Parece absolutamente normal. E provavelmente é assim para muita gente.
Charles P. Gerba não faria isso! Charles é professor de virologia da University of Arizona e especialista em microbiologia ambiental, recentemente ele contou ao The Washington Post que evita andar descalço tanto nos quartos quanto nos corredores dos hotéis.
O motivo está justamente em uma das maiores superfícies do quarto: o carpete.
Ao longo do tempo, suas fibras podem acumular poeira, células mortas da pele, resíduos de alimentos, ácaros, alérgenos, fungos e bactérias. E existe ainda aquilo que nós mesmos carregamos para dentro do hotel.
Pense no caminho percorrido pela sola de um sapato em um único dia: calçadas, aeroportos, banheiros públicos, restaurantes, elevadores, lobby, corredores. Parte desse material pode terminar justamente no chão do quarto.
E aí aparece uma questão incômoda: um carpete pode parecer perfeitamente limpo sem estar microbiologicamente limpo.
O que existe debaixo dos nossos pés?

A preocupação de Gerba não surge apenas de uma impressão pessoal.
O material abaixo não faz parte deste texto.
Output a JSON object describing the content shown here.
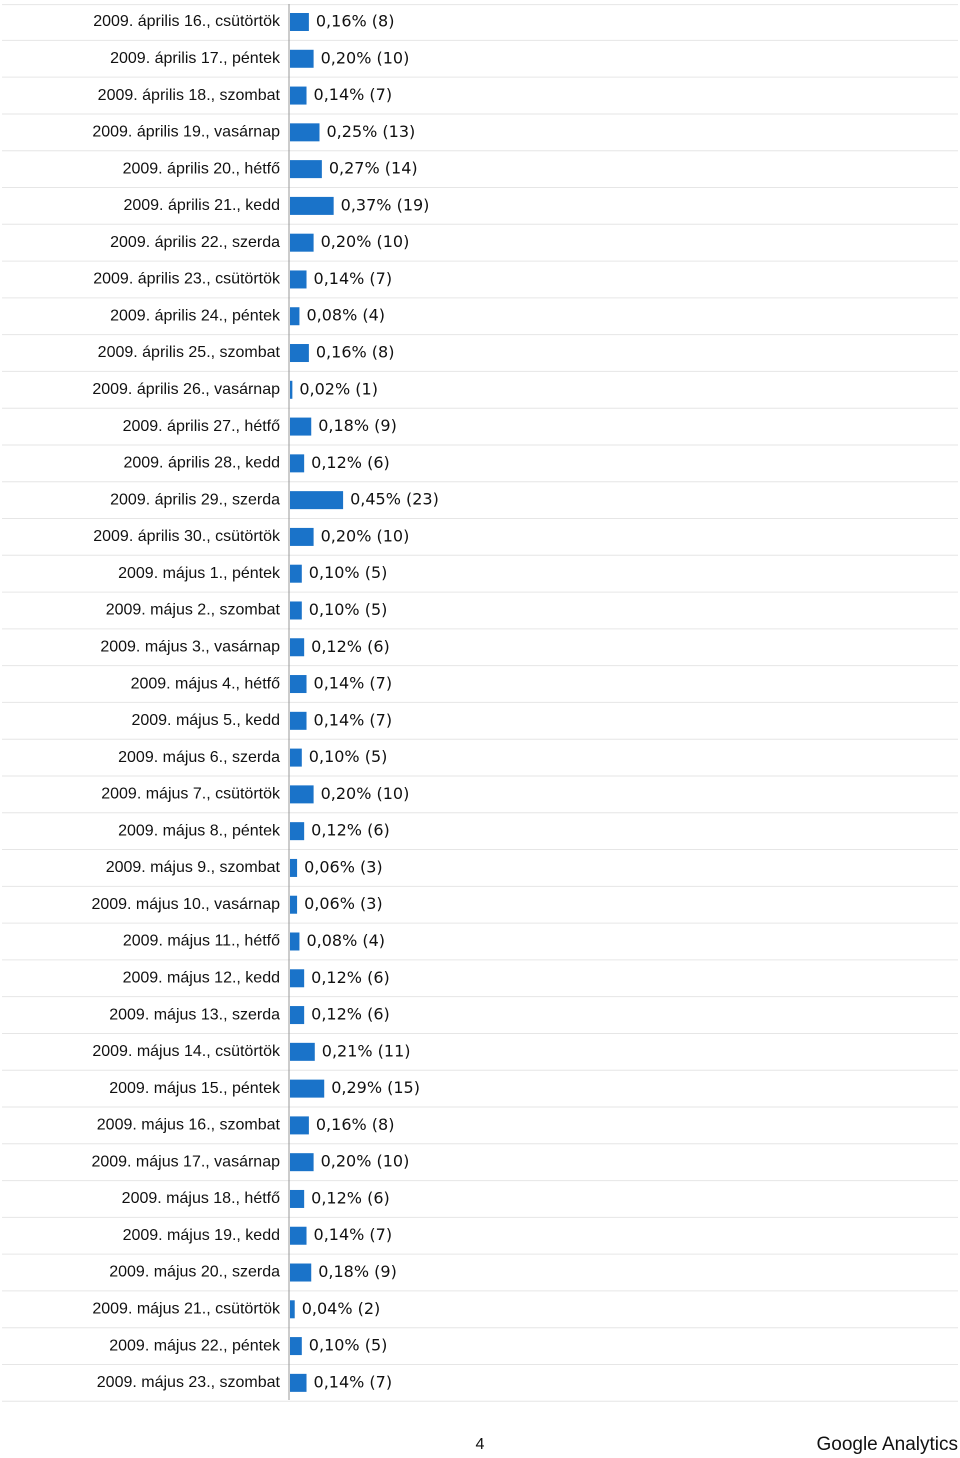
{
  "chart_data": {
    "type": "bar",
    "color": "#1a73c9",
    "categories": [
      "2009. április 16., csütörtök",
      "2009. április 17., péntek",
      "2009. április 18., szombat",
      "2009. április 19., vasárnap",
      "2009. április 20., hétfő",
      "2009. április 21., kedd",
      "2009. április 22., szerda",
      "2009. április 23., csütörtök",
      "2009. április 24., péntek",
      "2009. április 25., szombat",
      "2009. április 26., vasárnap",
      "2009. április 27., hétfő",
      "2009. április 28., kedd",
      "2009. április 29., szerda",
      "2009. április 30., csütörtök",
      "2009. május 1., péntek",
      "2009. május 2., szombat",
      "2009. május 3., vasárnap",
      "2009. május 4., hétfő",
      "2009. május 5., kedd",
      "2009. május 6., szerda",
      "2009. május 7., csütörtök",
      "2009. május 8., péntek",
      "2009. május 9., szombat",
      "2009. május 10., vasárnap",
      "2009. május 11., hétfő",
      "2009. május 12., kedd",
      "2009. május 13., szerda",
      "2009. május 14., csütörtök",
      "2009. május 15., péntek",
      "2009. május 16., szombat",
      "2009. május 17., vasárnap",
      "2009. május 18., hétfő",
      "2009. május 19., kedd",
      "2009. május 20., szerda",
      "2009. május 21., csütörtök",
      "2009. május 22., péntek",
      "2009. május 23., szombat"
    ],
    "values": [
      0.16,
      0.2,
      0.14,
      0.25,
      0.27,
      0.37,
      0.2,
      0.14,
      0.08,
      0.16,
      0.02,
      0.18,
      0.12,
      0.45,
      0.2,
      0.1,
      0.1,
      0.12,
      0.14,
      0.14,
      0.1,
      0.2,
      0.12,
      0.06,
      0.06,
      0.08,
      0.12,
      0.12,
      0.21,
      0.29,
      0.16,
      0.2,
      0.12,
      0.14,
      0.18,
      0.04,
      0.1,
      0.14
    ],
    "value_labels": [
      "0,16% (8)",
      "0,20% (10)",
      "0,14% (7)",
      "0,25% (13)",
      "0,27% (14)",
      "0,37% (19)",
      "0,20% (10)",
      "0,14% (7)",
      "0,08% (4)",
      "0,16% (8)",
      "0,02% (1)",
      "0,18% (9)",
      "0,12% (6)",
      "0,45% (23)",
      "0,20% (10)",
      "0,10% (5)",
      "0,10% (5)",
      "0,12% (6)",
      "0,14% (7)",
      "0,14% (7)",
      "0,10% (5)",
      "0,20% (10)",
      "0,12% (6)",
      "0,06% (3)",
      "0,06% (3)",
      "0,08% (4)",
      "0,12% (6)",
      "0,12% (6)",
      "0,21% (11)",
      "0,29% (15)",
      "0,16% (8)",
      "0,20% (10)",
      "0,12% (6)",
      "0,14% (7)",
      "0,18% (9)",
      "0,04% (2)",
      "0,10% (5)",
      "0,14% (7)"
    ]
  },
  "footer": {
    "page": 4,
    "brand": "Google Analytics"
  }
}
Pesquisadores já se dedicaram a estudar o microbioma dos quartos de hotéis. Um trabalho publicado em 2020 analisou 68 quartos na Europa e na Ásia, investigando as comunidades de bactérias e fungos encontradas nesses ambientes. O tipo de piso estava entre os fatores associados à composição microbiológica dos quartos.
Outros estudos analisaram especificamente a poeira retirada de carpetes de hotéis e identificaram diferentes gêneros bacterianos. Pesquisas sobre fungos no ar de quartos também encontraram organismos como Penicillium, Cladosporium e Aspergillus, inclusive com diferenças entre ambientes com e sem carpete.
Antes que você comece a colocar os slippers na mala, é importante fazer uma distinção.
Encontrar microrganismos em um carpete não significa que andar descalço sobre ele fará alguém adoecer.
Bactérias e fungos fazem parte dos ambientes em que vivemos, inclusive de nossas próprias casas. Não há evidência de que uma pessoa saudável vá necessariamente contrair uma infecção simplesmente porque caminhou sem sapatos pelo quarto de um hotel.
A decisão de Gerba é uma precaução pessoal de um especialista que passou boa parte da carreira estudando justamente aquilo que nossos olhos não conseguem enxergar e não uma recomendação médica universal.
Aspirar resolve?
O aspirador deixa aquelas marcas bonitas no carpete que quase funcionam como um selo visual de “quarto pronto”. Mas aspirar e desinfetar não são exatamente a mesma coisa.
Pesquisas das quais Gerba participou demonstraram que caminhar sobre determinados pisos e utilizar aspiradores pode provocar a chamada ressuspensão de partículas: parte do material depositado no chão volta temporariamente para o ambiente.
O próprio pesquisador, por isso, diz evitar caminhar logo atrás de alguém que esteja aspirando um corredor de hotel. Isso não torna o aspirador um vilão. A aspiração é essencial para remover poeira, cabelos, resíduos e outras partículas e faz parte dos protocolos de housekeeping. Carpetes também passam por procedimentos periódicos de limpeza profunda.
Talvez aqueles slippers façam sentido

Hotéis de alto padrão costumam deixar um par de slippers ao lado da cama, dentro do closet ou próximo ao roupão. Muita gente nem abre a embalagem.
Quem quiser adotar a mesma precaução do pesquisador não precisa transformar a chegada ao hotel em uma operação sanitária. Basta manter chinelos nos pés, especialmente em áreas acarpetadas.
A história também revela algo curioso sobre nossa relação com a limpeza nos hotéis. Costumamos inspecionar os lençóis, reparamos nas toalhas, o cheiro… Olhamos o banheiro, há quem desconfie do controle remoto, do telefone, das maçanetas e até das almofadas decorativas, mas raramente pensamos no chão. E é justamente sobre ele que caminhamos o tempo inteiro.
Talvez aquele par de slippers esquecido ao lado da cama mereça uma segunda chance!